A hearty and quick meal or side dish. If you desire a thicker soup (I do), add a milk and flour mixture, and let simmer until desired thickness. Enjoy!
Step: 1
In a large pot over medium heat, combine potatoes, onion, celery, beef broth, chicken broth, and water. Bring to a boil, then reduce heat and simmer until potatoes are tender, 15 minutes. Stir in sausage and condensed soup and continue to simmer until heated though and slightly thickened. Season with pepper. Serve hot.
Per Serving: 519 calories; protein 17.4g; carbohydrates 49.6g; fat 28.1g; cholesterol 62.3mg; sodium 1608.3mg.
The name of “stew” can process to 2 time a food and a cooking method. Stewing involves not fast cooking piece of meat, raw fruit or beans in a flavorful liquid . It’s similar to braising, instead it makes have a few notable differences. The raw animal vested is chopped into smaller pieces but of being processing menu whole , and the water based material completely covers the contents in a stew as different to a braise’s halfway full . When meat or raw fruit are cooked using this method, the resulting dish is called stew.

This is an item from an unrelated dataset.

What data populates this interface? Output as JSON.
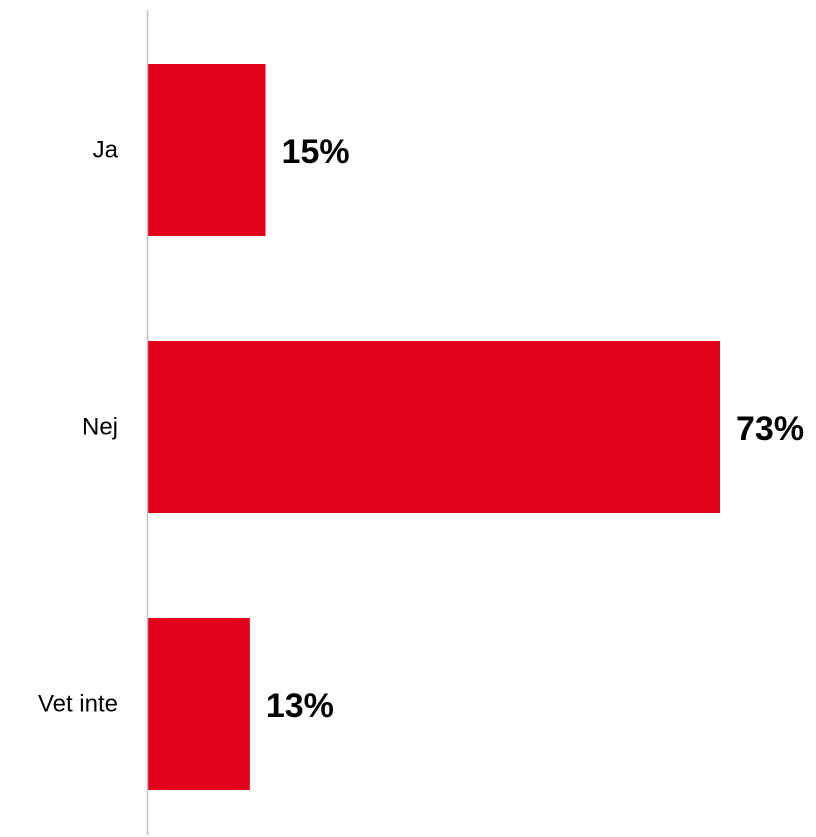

Stew has a perception for being a rib-sticking meal that comfortable you up on a cold , winter day. It’s true ; a bowl of classic beef stew does have warming properties , but stew’s cozy factor more than a way beyond preserving you from the cold . It’s all about those tender chunks of meat and vegetables, swimming in a thick, ultra-rich gravy. The way they come together make the greatest comfort food, no matter the weather.